Formado em Ciências Contábeis, Flávio Henrique Uzejka começou a trabalhar na prefeitura de Sete de Setembro, no noroeste gaúcho, em 1997. Quatro anos depois, Tereza Rigodanzo concluiu o mesmo curso e também rumou para o setor público da cidade de 2,1 mil habitantes. Aos poucos, a rotina no serviço aproximou os dois, que engataram namoro em 2003. Hoje, Flávio e Tereza estão casados.
Se o estado civil mudou, um aspecto continua inalterado: ambos seguem na prefeitura, na área de finanças, e sublinham que a atuação no setor público, além de uni-los fora do ambiente profissional, trouxe estabilidade às carreiras.
— Aqui, não há indústria. O município precisa da prefeitura para gerar empregos — resume Flávio, hoje com 40 anos, dois a mais do que a esposa.
Essa dependência do setor público para criar vagas de trabalho formal não é uma peculiaridade só de Sete de Setembro. No Rio Grande do Sul, há mais seis municípios onde 80% ou mais dos empregos com carteira assinada são gerados por prefeituras (veja mapa abaixo), aponta levantamento da Federação das Indústrias do Rio de Janeiro (Firjan).

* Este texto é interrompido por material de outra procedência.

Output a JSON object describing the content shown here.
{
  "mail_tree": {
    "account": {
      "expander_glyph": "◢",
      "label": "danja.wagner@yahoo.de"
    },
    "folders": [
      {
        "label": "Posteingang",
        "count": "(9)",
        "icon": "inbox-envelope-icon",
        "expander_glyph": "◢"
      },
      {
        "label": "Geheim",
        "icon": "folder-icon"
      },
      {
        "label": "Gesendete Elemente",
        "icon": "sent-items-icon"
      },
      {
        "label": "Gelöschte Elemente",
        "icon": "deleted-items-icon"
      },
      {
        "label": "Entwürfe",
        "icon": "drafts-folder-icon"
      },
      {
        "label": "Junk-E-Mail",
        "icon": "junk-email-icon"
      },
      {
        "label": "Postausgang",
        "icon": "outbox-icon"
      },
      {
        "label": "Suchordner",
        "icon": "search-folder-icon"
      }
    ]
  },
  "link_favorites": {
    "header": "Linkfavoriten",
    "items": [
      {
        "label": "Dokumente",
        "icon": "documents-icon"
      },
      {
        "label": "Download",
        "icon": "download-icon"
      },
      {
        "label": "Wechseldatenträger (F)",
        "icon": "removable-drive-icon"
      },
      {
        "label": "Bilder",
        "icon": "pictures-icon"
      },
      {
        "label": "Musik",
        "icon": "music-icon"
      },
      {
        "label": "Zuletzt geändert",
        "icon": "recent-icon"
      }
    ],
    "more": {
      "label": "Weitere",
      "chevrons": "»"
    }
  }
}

Isso significa que, de cada 10 trabalhadores com ocupação formal, pelo menos oito encontraram oportunidades no setor público. A pesquisa, segundo a entidade, leva em conta os dados mais atualizados da Relação Anual de Informações Sociais, de 2015, do Ministério do Trabalho.
O maior percentual da lista gaúcha é o de Sete de Setembro. Depois, aparece São Pedro das Missões, também no Noroeste. Em seguida, figura um trio do norte do Estado: Cruzaltense, Rio dos Índios e Carlos Gomes. Itapuca, no Nordeste, e Mampituba, no Litoral Norte, fecham a lista.
Além do alto percentual de servidores públicos, há outras características em comum entre as cidades. Com economia voltada à produção rural, esses municípios veem brotar grande parte da arrecadação por meio de transferências de União e Estado, especialmente do Fundo de Participação dos Municípios (FPM).
Por lei, as prefeituras devem investir pelo menos 25% da receita líquida em educação e 15% em saúde. Analista de Estudos Econômicos do Sistema Firjan, Nayara Freire diz que os gastos com pessoal, somados aos aportes obrigatórios nas duas áreas, comprometem investimentos em outros setores e dificultam o planejamento financeiro.
— Isso acaba se refletindo em gestões fiscais complicadas. Em razão do grande comprometimento com pessoal, sobra pouco dinheiro para investimentos. Há pouca margem de manobra — avalia a especialista.
No total, no país há 531 municípios onde 80% ou mais dos empregos formais são gerados pelo Executivo local, aponta a Firjan. Ou seja, 9,5% de todas as prefeituras brasileiras arcam com o mercado de trabalho local.
As possíveis soluções
Prefeitos apontam pelo menos duas formas para tentar amenizar o grau de dependência do setor público na geração de empregos:
Incentivo a agroindústrias
Aproveitar a vocação rural das cidades é uma das ações lembradas. Segundo relatos de gestores, a instalação de mais agroindústrias nos municípios deve receber atenção das prefeituras, mesmo que os estabelecimentos sejam de pequeno ou médio porte.
— Não adianta inventar. Criar agroindústrias é a forma de industrializar um município rural e pequeno. É preciso procurar o que está de acordo com a nossa vocação — declara o prefeito de São Pedro das Missões, Antonio Ferreira (PP).
Conexão com os vizinhos
As prefeituras de Cruzaltense e São Pedro das Missões relatam que a ausência de ligação asfáltica com municípios vizinhos freia o desenvolvimento das duas cidades. Apesar da situação financeira do Estado, as administrações consideram que repasses a obras nessa área seriam importantes para alavancar a infraestrutura local e, consequentemente, atrair empresas.